The rowing boat had almost sunk when the fishermen towed it up to the beach by the old swimming baths and emptied it out and pulled it safely up on the sand and again, they put a line on it to stop it being swept away.


And now the storms have passed, and the mornings when I took those pictures were beautiful. They were the sort of day when you need a coat over a sweatshirt but you don’t need to fasten it and when you can sit in the sun, maybe with a cup of coffee from the converted horse box you can see in the background to the picture of the rowing boat. It’s lovely to see how well they’re doing because they’re a young couple who’d make a very good hero and heroine. The heroine could meet one of the fishermen you can see leaning against the wall and… well, who knows how they reach the happy stage but we know they will, don’t we? I do believe that we can be happy if we go looking for it and define happiness in terms of small things rather than perfection.After all, getting perfection would mean that I’d have to be perfect too and think how stressful that’d be. While accepting we all mess up means that whenever the people I love mess up, I can happily bank it against the days when my brilliant ideas turn out to be not as brilliant as I was hoping that they’d be.


I’ve been out for a walk every day this week because next week’s weather, just for a change, is going to be wet. I’ve explored a new cake shop and tried a gorgeous salt caramel choux bun that was filled with chocolate hazelnut spread. My mostly adult daughter fell for a chocolate hazelnut filled, white iced doughnut that was advertised with the slogan ‘You dough nut scare me.’ We’ve decided that we’ll try their Halloween cakes to remind ourselves of the changing seasons because, joy of joys, the entire shop front is open to the street, so there’s enough ventilation for me to enjoy it safely. It’s a proper bakers shop with different sorts of breads, which has inspired me to explore some more options at home. Today’s bread (it’s Friday as I type this) is honey oatmeal with oat bran and oats and wholemeal flour. If it was any healthier it’d deserve a halo. It’s in the oven at the moment, in a silicone former and it seems to have risen rather well, probably because I’d been making the mince for lunch time in the slow cooker so there was some warmth beside it.


The mince uses some red wine that I was given years ago and am using for cooking because none of us drink wine. My husband likes the local beers and cider and I prefer fruit juice or a nice cup of tea or coffee. We’ll have it with jacket potatoes cooked in the air fryer when we get back after another long sunny walk and I shall think about the dramatic scene that’s coming up in the fourth Esther Graham book, which has finally got a title. It’s going to be called ‘A Darker Kind of War’ and all going well it’ll be out next summer. I’m about halfway through the first draft and getting happily distracted by the research that seems to have so many echoes with today.


Think of the fun I’ll have with that next week when I’m indoors more. I’ve got recipes I want to try and more sorting out I want to do, and I’ve finally got ahead of myself with the next batch of plastic boxes.

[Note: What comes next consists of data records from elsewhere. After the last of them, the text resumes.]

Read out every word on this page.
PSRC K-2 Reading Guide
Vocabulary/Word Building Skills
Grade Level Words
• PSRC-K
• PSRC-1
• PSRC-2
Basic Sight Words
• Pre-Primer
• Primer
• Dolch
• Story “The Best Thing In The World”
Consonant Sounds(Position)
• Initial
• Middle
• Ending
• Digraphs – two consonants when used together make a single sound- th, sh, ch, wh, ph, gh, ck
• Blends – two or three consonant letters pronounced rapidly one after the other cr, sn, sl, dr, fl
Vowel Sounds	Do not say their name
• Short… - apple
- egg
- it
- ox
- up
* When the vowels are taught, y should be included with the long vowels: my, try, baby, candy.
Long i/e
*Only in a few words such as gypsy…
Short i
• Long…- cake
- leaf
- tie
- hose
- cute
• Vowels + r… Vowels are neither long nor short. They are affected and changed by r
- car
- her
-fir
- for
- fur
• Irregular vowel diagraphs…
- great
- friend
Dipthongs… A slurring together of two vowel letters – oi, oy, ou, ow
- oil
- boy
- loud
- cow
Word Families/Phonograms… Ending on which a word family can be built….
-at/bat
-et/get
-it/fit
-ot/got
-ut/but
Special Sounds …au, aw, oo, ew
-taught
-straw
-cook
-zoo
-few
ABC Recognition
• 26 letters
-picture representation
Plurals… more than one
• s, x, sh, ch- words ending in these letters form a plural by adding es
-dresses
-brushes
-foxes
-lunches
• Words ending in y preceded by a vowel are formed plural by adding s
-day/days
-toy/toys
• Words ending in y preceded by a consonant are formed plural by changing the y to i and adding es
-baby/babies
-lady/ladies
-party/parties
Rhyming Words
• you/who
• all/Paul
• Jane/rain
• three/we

This is for a little room that once held the children’s toys and will eventually be for my husband’s tools and his workbench because he and my son are both born tinkerers. Right now a lot of it is in the ‘this is ready to find a better home’ stage, but little by little it’s coming together, just as the scullery is beginning to change post flood. That’s almost there and I promise I’ll share pictures so you can see it before it finishes its evolution. There’ll be some new units, and some bricks removed to make it easier for me to use. For now, I’ve sorted almost everything out and got rid of the things that we do not need or use, and given the sink the clean of its life. I’m feeling very smug because the limescale is coming off so well that my 38 year old sink and taps will be fine for another twenty or thirty years. I like the cheerfulness of red and white and knowing exactly what I’ve got and that I will gradually use it up.


There’ll be other little things to enjoy, like reading Christmas cookbooks so I hope your days are as full of small pleasures till we meet again on Wednesday.